To transform marine data into effective common-azimuth data,
I ``rotate'' the prestack data using a partial-prestack migration
operator called *azimuth moveout* (AMO)
Biondi et al. (1996a).
The AMO operator is defined in the time-space domain,
and it can be applied as an integral operator
to 3-D marine data with geometry irregularities caused
by cable feather and multi-streamer recording.
The spatial aperture, and consequently the
computational cost, of the AMO operator
is approximately proportional to the azimuth rotation between
the input offset vector and the output offset vector,
and it is small when the azimuth rotation is small.
Since the azimuths of most of the
traces recorded during a marine acquisition
are close to the nominal common azimuth,
the cost of the AMO transformation is low.

*Common-azimuth migration* is based on a downward-continuation
operator derived from the full 3-D prestack operator Biondi and Palacharla (1996).
The method takes advantage of the narrow range of the
source-receiver azimuth typical of marine data
to propagate only
a selected portion of the whole
prestack wavefield.
From an imaging perspective,
the propagated portion of the wavefield is the
main component of the wavefield.

In addition to being computationally efficient for full-volume imaging, common-azimuth migration has the advantage to be based on a recursive solution of the wave-equation, rather than on relying on the computation of asymptotic Green functions. Kirchhoff migration methods have been shown to have difficulties in accurately imaging reflectors below complex structures (); Albertin et al. (1996); Geoltrain and Brac (1993); Godfrey et al. (1993). Multi-pathing of wave propagating through complex velocity models is the main culprit for this loss of accuracy. The negative effects of multi-pathing can be ameliorated by performing the Kirchhoff summation over the most energetic arrivals, or even better, over multiple arrivals Nichols (1996). However, these improvements are seldom bullet-proof, while they add significantly to the computational cost and the implementation complexity of Kirchhoff migration.
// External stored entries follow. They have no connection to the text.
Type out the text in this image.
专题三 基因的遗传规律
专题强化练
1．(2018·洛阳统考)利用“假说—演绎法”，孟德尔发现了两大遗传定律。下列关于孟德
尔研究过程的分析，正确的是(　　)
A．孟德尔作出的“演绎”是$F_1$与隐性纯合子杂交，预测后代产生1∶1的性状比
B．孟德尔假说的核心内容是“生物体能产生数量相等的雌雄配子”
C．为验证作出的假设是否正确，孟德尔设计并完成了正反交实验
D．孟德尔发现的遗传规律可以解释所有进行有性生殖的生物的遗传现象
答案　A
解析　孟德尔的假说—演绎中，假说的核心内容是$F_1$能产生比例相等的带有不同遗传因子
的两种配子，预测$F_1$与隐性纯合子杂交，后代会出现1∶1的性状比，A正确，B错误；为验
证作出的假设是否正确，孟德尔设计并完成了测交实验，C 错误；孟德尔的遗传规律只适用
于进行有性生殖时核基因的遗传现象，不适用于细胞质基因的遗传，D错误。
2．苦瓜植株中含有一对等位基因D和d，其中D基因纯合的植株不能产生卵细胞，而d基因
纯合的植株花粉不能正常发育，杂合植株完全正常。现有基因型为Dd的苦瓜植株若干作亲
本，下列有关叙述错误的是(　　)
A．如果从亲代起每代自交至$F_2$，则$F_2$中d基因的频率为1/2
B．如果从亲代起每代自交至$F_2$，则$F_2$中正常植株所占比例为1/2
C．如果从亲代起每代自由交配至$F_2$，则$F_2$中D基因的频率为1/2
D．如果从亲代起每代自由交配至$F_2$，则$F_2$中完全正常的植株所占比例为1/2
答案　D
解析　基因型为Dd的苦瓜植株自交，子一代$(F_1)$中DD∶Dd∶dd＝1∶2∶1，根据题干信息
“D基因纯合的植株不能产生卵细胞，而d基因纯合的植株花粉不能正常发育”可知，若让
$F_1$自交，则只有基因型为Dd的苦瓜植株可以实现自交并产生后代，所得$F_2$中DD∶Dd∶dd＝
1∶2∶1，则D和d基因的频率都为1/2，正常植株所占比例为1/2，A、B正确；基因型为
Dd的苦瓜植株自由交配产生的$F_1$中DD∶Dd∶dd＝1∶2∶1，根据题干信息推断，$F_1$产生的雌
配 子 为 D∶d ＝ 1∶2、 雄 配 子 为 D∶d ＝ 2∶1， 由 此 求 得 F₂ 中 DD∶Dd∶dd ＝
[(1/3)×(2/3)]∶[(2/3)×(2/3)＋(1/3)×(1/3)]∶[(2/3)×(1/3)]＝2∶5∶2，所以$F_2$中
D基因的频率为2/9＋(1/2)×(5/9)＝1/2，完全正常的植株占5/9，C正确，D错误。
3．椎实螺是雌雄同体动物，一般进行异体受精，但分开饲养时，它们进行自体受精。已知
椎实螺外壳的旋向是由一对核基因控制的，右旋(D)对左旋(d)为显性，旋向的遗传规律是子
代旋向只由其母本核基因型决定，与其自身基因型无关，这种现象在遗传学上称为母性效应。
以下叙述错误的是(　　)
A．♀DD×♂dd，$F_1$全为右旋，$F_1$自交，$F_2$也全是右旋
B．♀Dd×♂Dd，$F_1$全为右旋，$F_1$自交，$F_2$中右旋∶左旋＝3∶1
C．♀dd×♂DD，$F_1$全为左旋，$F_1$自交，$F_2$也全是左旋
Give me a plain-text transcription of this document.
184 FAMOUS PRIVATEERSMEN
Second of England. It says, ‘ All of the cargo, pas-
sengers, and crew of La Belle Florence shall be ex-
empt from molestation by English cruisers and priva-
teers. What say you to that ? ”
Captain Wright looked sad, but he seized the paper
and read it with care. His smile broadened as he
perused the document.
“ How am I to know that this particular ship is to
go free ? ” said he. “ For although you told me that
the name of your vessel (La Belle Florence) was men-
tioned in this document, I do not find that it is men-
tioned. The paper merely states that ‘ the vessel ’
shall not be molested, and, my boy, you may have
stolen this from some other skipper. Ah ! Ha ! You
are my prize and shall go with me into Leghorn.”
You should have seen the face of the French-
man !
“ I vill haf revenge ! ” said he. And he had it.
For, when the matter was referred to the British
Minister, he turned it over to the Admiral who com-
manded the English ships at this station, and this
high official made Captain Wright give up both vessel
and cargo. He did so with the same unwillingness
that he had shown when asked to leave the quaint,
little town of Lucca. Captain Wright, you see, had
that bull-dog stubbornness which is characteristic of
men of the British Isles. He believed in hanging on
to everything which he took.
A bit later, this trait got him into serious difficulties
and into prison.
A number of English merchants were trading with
The speed and robustness advantages of common-azimuth imaging compared with conventional Kirchhoff imaging are important in the context of velocity estimation, because velocity estimation often requires several imaging iterations. Furthermore, the availability of an efficient method for downward-continuing 3-D prestack data opens the possibility for the application to 3-D problems of velocity estimation methods based on the focusing of wavefield at depth MacKay and Abma (1992); Yilmaz and Chambers (1984).